A.vR.: «L’aberration comme une forme de fuite…»

D. L.: «La fuite ne consiste pas à s’échapper [21:53] au sens où on voudrait fuir loin de ce qui se produit. Fuite doit être pris au sens, comme le disent souvent Deleuze et Guattari, d’une fuite dans un système de tuyauterie, quelque chose qui se détraque, fuite au sens où ça se détraque et que ça se met à fuir. Voilà en quel sens il faut entendre le mot fuite et effectivement vous avez des systèmes organisés, des touts organisés et puis ces touts laissent échapper ou se détraquent ou se fêlent et dès que vous avez ce type de mouvement, c’est ça que Deleuze traque et suit partout. Qu’est-ce qui va lézarder les systèmes, les totalités ou les formes d’organisation?»

A.vR.: «La ligne de fuite. Dans ce mouvement aberrant, on peut en retracer une forme de ligne qui indique un ailleurs…»

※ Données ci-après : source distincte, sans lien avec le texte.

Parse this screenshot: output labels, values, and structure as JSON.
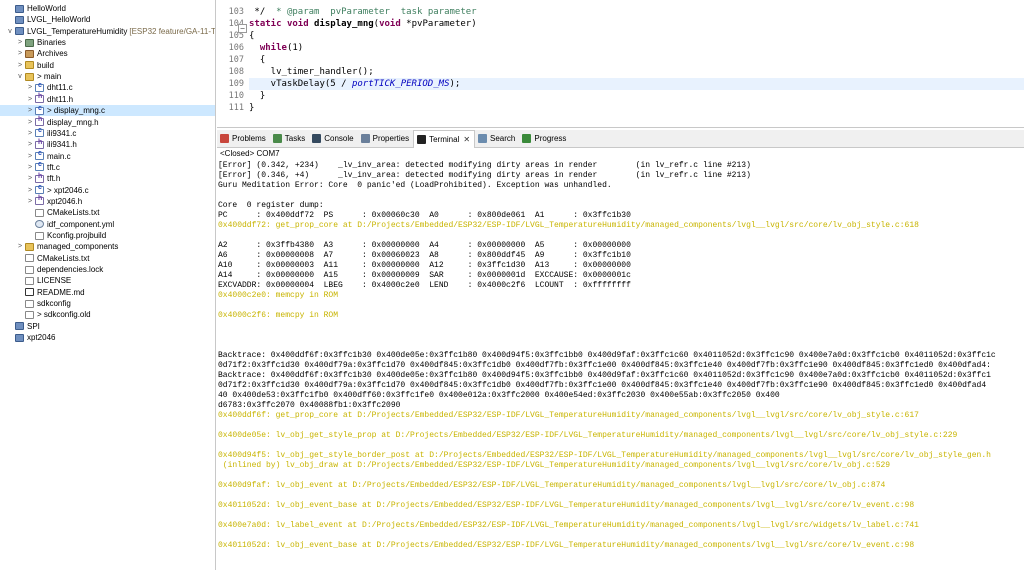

D.L.: «La ligne n’est jamais une ligne rectiligne, c’est une ligne en zig-zag, qui serpente, qui semble se briser à certains moments, et dont on se rend compte qu’elle agissait souterrainement pour devenir manifeste à nouveau, une ligne parfois de grande pente comme le dit Deleuze, dans les ouvrages sur le cinéma, cette ligne, c’est le signe d’une continuité logique, c’est cette logique-là. La ligne, c’est la logique, il s’agit de voir, de dégager la continuité, la variation continue des mouvements intensifs qui vont déterritorialiser, c’est-à-dire faire sortir l’individu ou le mouvement social, l’organisme de ses limites habituelles. […]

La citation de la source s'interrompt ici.